Investigations on the financial and technical aspects of the projects conducted by Franco and Serna, respectively, of the DENR, established that the Pola Watershed Project was actually a "ghost project" and that Lacanienta did not actually render services, yet, A.M Lacanienta was still paid the amount of PhP5,250,000.00, as evidenced by a Request for Obligation of Allotment, computed as follows:

x x x x

There is no reason for this Office to question the findings of Franco and Serna.1avvphi1 It is an oft-repeated rule that findings of administrative agencies are accorded not only respect but also finality when the decision and order are not tainted with unfairness or arbitrariness that would amount to grave abuse of discretion. 16

Thus, the Ombudsman did not conduct its own survey or investigation that required technical knowledge of the project. It cannot therefore use the nature of the case as justification for the two-year delay in resolving the case. In addition, the fact-finding team of the DENR only took two months to finish investigating the supposed irregularities in the project, thereby completely and definitively debunking the Ombudsman's excuse that the significant size of the project spanning 15,000 hectares and its technical nature caused the delay in the preliminary investigation.
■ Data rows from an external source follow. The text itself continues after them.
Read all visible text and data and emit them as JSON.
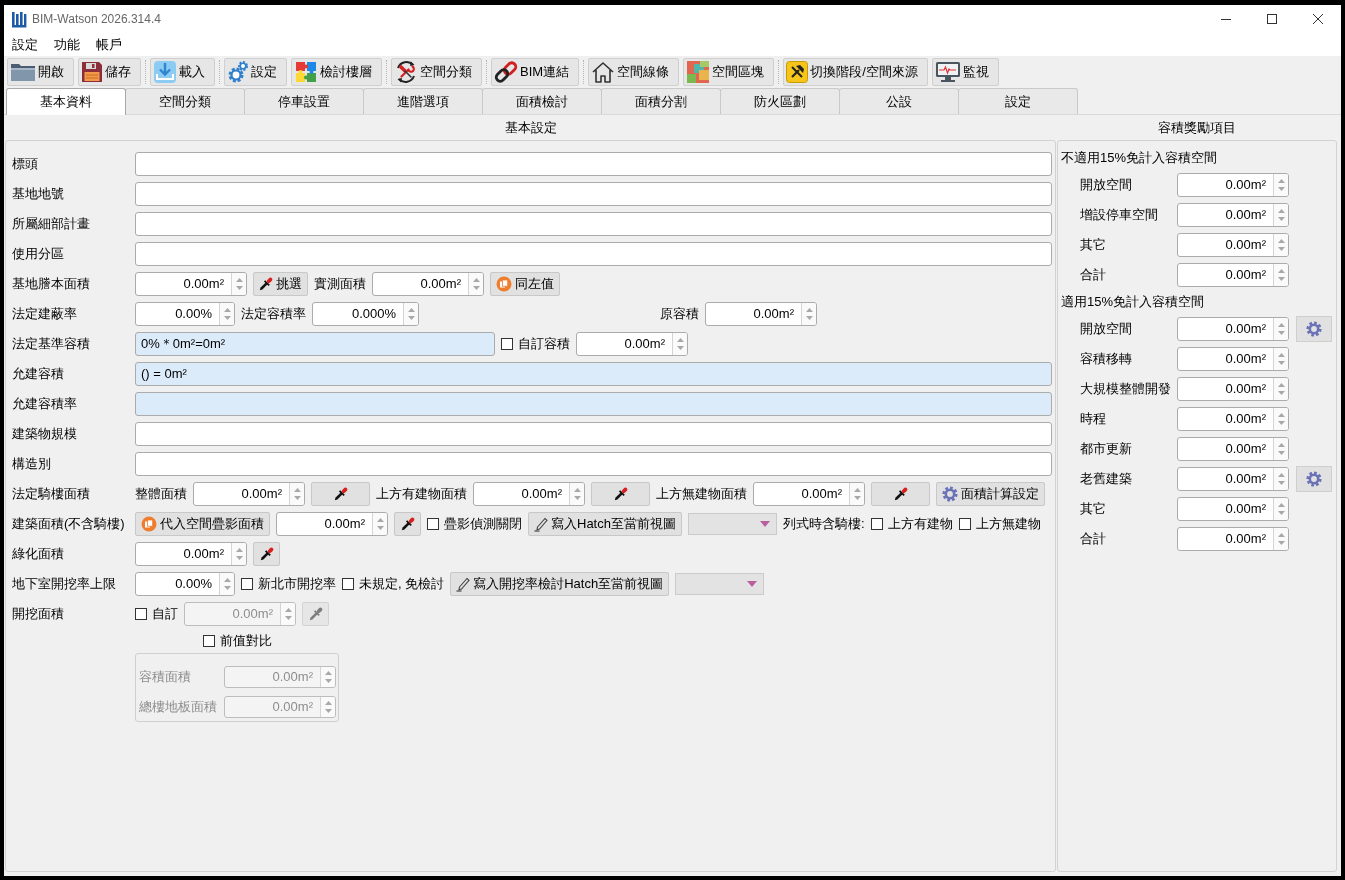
{
  "window": {
    "title": "BIM-Watson 2026.314.4"
  },
  "menu": [
    "設定",
    "功能",
    "帳戶"
  ],
  "toolbar": [
    [
      "開啟",
      "儲存"
    ],
    [
      "載入"
    ],
    [
      "設定",
      "檢討樓層"
    ],
    [
      "空間分類"
    ],
    [
      "BIM連結"
    ],
    [
      "空間線條",
      "空間區塊"
    ],
    [
      "切換階段/空間來源",
      "監視"
    ]
  ],
  "tabs": [
    {
      "label": "基本資料",
      "selected": true
    },
    {
      "label": "空間分類",
      "selected": false
    },
    {
      "label": "停車設置",
      "selected": false
    },
    {
      "label": "進階選項",
      "selected": false
    },
    {
      "label": "面積檢討",
      "selected": false
    },
    {
      "label": "面積分割",
      "selected": false
    },
    {
      "label": "防火區劃",
      "selected": false
    },
    {
      "label": "公設",
      "selected": false
    },
    {
      "label": "設定",
      "selected": false
    }
  ],
  "basic_settings": {
    "title": "基本設定",
    "rows": [
      {
        "label": "標頭",
        "controls": [
          {
            "kind": "text",
            "disabled": false
          }
        ]
      },
      {
        "label": "基地地號",
        "controls": [
          {
            "kind": "text",
            "disabled": false
          }
        ]
      },
      {
        "label": "所屬細部計畫",
        "controls": [
          {
            "kind": "text",
            "disabled": false
          }
        ]
      },
      {
        "label": "使用分區",
        "controls": [
          {
            "kind": "text",
            "disabled": false
          }
        ]
      },
      {
        "label": "基地謄本面積",
        "controls": [
          {
            "kind": "spin",
            "value": "0.00m²",
            "disabled": false
          },
          {
            "kind": "pick",
            "label": "挑選",
            "disabled": false
          },
          {
            "kind": "label",
            "text": "實測面積"
          },
          {
            "kind": "spin",
            "value": "0.00m²",
            "disabled": false
          },
          {
            "kind": "copy",
            "label": "同左值",
            "disabled": false
          }
        ]
      },
      {
        "label": "法定建蔽率",
        "controls": [
          {
            "kind": "spin",
            "value": "0.00%",
            "disabled": false
          },
          {
            "kind": "label",
            "text": "法定容積率"
          },
          {
            "kind": "spin",
            "value": "0.000%",
            "disabled": false
          },
          {
            "kind": "label",
            "text": "原容積"
          },
          {
            "kind": "spin",
            "value": "0.00m²",
            "disabled": false
          }
        ]
      },
      {
        "label": "法定基準容積",
        "controls": [
          {
            "kind": "readonly",
            "value": "0%＊0m²=0m²"
          },
          {
            "kind": "checkbox",
            "label": "自訂容積",
            "checked": false,
            "disabled": false
          },
          {
            "kind": "spin",
            "value": "0.00m²",
            "disabled": false
          }
        ]
      },
      {
        "label": "允建容積",
        "controls": [
          {
            "kind": "readonly",
            "value": "() = 0m²"
          }
        ]
      },
      {
        "label": "允建容積率",
        "controls": [
          {
            "kind": "readonly"
          }
        ]
      },
      {
        "label": "建築物規模",
        "controls": [
          {
            "kind": "text",
            "disabled": false
          }
        ]
      },
      {
        "label": "構造別",
        "controls": [
          {
            "kind": "text",
            "disabled": false
          }
        ]
      },
      {
        "label": "法定騎樓面積",
        "controls": [
          {
            "kind": "label",
            "text": "整體面積"
          },
          {
            "kind": "spin",
            "value": "0.00m²",
            "disabled": false
          },
          {
            "kind": "pick",
            "disabled": false
          },
          {
            "kind": "label",
            "text": "上方有建物面積"
          },
          {
            "kind": "spin",
            "value": "0.00m²",
            "disabled": false
          },
          {
            "kind": "pick",
            "disabled": false
          },
          {
            "kind": "label",
            "text": "上方無建物面積"
          },
          {
            "kind": "spin",
            "value": "0.00m²",
            "disabled": false
          },
          {
            "kind": "pick",
            "disabled": false
          },
          {
            "kind": "settings",
            "label": "面積計算設定",
            "disabled": false
          }
        ]
      },
      {
        "label": "建築面積(不含騎樓)",
        "controls": [
          {
            "kind": "copy",
            "label": "代入空間疊影面積",
            "disabled": false
          },
          {
            "kind": "spin",
            "value": "0.00m²",
            "disabled": false
          },
          {
            "kind": "pick",
            "disabled": false
          },
          {
            "kind": "checkbox",
            "label": "疊影偵測關閉",
            "checked": false,
            "disabled": false
          },
          {
            "kind": "write",
            "label": "寫入Hatch至當前視圖",
            "disabled": false
          },
          {
            "kind": "combo",
            "disabled": false
          },
          {
            "kind": "label",
            "text": "列式時含騎樓:"
          },
          {
            "kind": "checkbox",
            "label": "上方有建物",
            "checked": false,
            "disabled": false
          },
          {
            "kind": "checkbox",
            "label": "上方無建物",
            "checked": false,
            "disabled": false
          }
        ]
      },
      {
        "label": "綠化面積",
        "controls": [
          {
            "kind": "spin",
            "value": "0.00m²",
            "disabled": false
          },
          {
            "kind": "pick",
            "disabled": false
          }
        ]
      },
      {
        "label": "地下室開挖率上限",
        "controls": [
          {
            "kind": "spin",
            "value": "0.00%",
            "disabled": false
          },
          {
            "kind": "checkbox",
            "label": "新北市開挖率",
            "checked": false,
            "disabled": false
          },
          {
            "kind": "checkbox",
            "label": "未規定, 免檢討",
            "checked": false,
            "disabled": false
          },
          {
            "kind": "write",
            "label": "寫入開挖率檢討Hatch至當前視圖",
            "disabled": false
          },
          {
            "kind": "combo",
            "disabled": false
          }
        ]
      },
      {
        "label": "開挖面積",
        "controls": [
          {
            "kind": "checkbox",
            "label": "自訂",
            "checked": false,
            "disabled": false
          },
          {
            "kind": "spin",
            "value": "0.00m²",
            "disabled": true
          },
          {
            "kind": "pick",
            "disabled": true
          }
        ]
      },
      {
        "controls": [
          {
            "kind": "checkbox",
            "label": "前值對比",
            "checked": false,
            "disabled": false
          }
        ]
      }
    ],
    "comparison_group": {
      "disabled": true,
      "rows": [
        {
          "label": "容積面積",
          "value": "0.00m²"
        },
        {
          "label": "總樓地板面積",
          "value": "0.00m²"
        }
      ]
    }
  },
  "bonus_items": {
    "title": "容積獎勵項目",
    "sections": [
      {
        "title": "不適用15%免計入容積空間",
        "items": [
          {
            "label": "開放空間",
            "value": "0.00m²",
            "settings_button": false
          },
          {
            "label": "增設停車空間",
            "value": "0.00m²",
            "settings_button": false
          },
          {
            "label": "其它",
            "value": "0.00m²",
            "settings_button": false
          },
          {
            "label": "合計",
            "value": "0.00m²",
            "settings_button": false
          }
        ]
      },
      {
        "title": "適用15%免計入容積空間",
        "items": [
          {
            "label": "開放空間",
            "value": "0.00m²",
            "settings_button": true
          },
          {
            "label": "容積移轉",
            "value": "0.00m²",
            "settings_button": false
          },
          {
            "label": "大規模整體開發",
            "value": "0.00m²",
            "settings_button": false
          },
          {
            "label": "時程",
            "value": "0.00m²",
            "settings_button": false
          },
          {
            "label": "都市更新",
            "value": "0.00m²",
            "settings_button": false
          },
          {
            "label": "老舊建築",
            "value": "0.00m²",
            "settings_button": true
          },
          {
            "label": "其它",
            "value": "0.00m²",
            "settings_button": false
          },
          {
            "label": "合計",
            "value": "0.00m²",
            "settings_button": false
          }
        ]
      }
    ]
  }
}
Lastly, as regards the steady stream of cases to the Ombudsman, I reiterate the point I raised in Cagang regarding the reality of institutional delay. As I had said, although "this 'reality' may exist, as it exists in any government, it does not, as it should not, in any way justify the State's act of subjecting its citizens to unreasonable delays that impinge on their fundamental rights." 17

All told, it is my view that the delays incurred by the State both in the fact-finding and the preliminary investigation stage violated the right to speedy disposition of cases of the petitioners in this case.
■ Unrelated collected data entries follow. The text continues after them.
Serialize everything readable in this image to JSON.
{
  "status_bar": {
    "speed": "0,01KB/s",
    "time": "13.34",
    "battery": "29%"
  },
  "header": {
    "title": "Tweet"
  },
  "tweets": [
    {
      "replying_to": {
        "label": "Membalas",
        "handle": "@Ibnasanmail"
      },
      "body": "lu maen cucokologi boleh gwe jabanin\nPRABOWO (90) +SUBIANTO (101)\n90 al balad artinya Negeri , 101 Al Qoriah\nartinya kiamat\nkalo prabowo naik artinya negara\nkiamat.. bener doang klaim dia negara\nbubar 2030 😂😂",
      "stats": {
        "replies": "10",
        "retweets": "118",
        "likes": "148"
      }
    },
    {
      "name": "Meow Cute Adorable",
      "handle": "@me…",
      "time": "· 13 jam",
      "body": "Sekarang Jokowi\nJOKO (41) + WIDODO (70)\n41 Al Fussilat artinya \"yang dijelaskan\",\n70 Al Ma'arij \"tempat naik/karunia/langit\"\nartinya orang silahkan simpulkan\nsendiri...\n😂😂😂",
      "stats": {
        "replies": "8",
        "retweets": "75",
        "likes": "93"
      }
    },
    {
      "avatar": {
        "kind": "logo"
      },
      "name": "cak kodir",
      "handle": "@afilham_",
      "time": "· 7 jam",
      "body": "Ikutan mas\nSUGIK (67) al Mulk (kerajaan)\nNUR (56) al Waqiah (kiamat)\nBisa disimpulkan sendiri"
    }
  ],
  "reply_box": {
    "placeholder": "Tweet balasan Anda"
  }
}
In view of the foregoing, I vote to GRANT the Petition.

ALFREDO BENJAMIN S. CAGUIOA
Associate Justice


Footnotes

1 Rollo, p. 40.

2 Id.

3 G.R. Nos. 206438, 206458 & 210141-42, July 31, 2018, accessed at <http://elibrary.judiciary.gov.ph/thebookshelf/showdocs/ l /64581 >.

4 Id.

5 Ponencia, p. 6.

6 Rollo, p. 10.

7 Ponencia, p. 6.

8 Rollo, p. 185.

9 Staffing summary as of 2018 by the Department of Budget and Management, <https://www.dbm.gov.ph/index.php/budget-documents/2018/staffing-summary-2018>.

10 379 Phil. 165-251 (2000) [En Banc, Per J. Melo]

11 Id. at 185.

12 Salonga v. Paño, 219 Phil. 402, 429 (1985).

13 Dissenting Opinion of Associate Justice Alfredo Benjamin S. Caguioa in Cagang, supra note 3. Emphasis in the original.

14 Dissenting Opinion of Justice Caguioa in Cagang, supra note 3.

15 Rollo, p. 324.

16 Rollo, pp. 187-188.

17 Dissenting Opinion of Justice Caguioa in Cagang, supra note 3.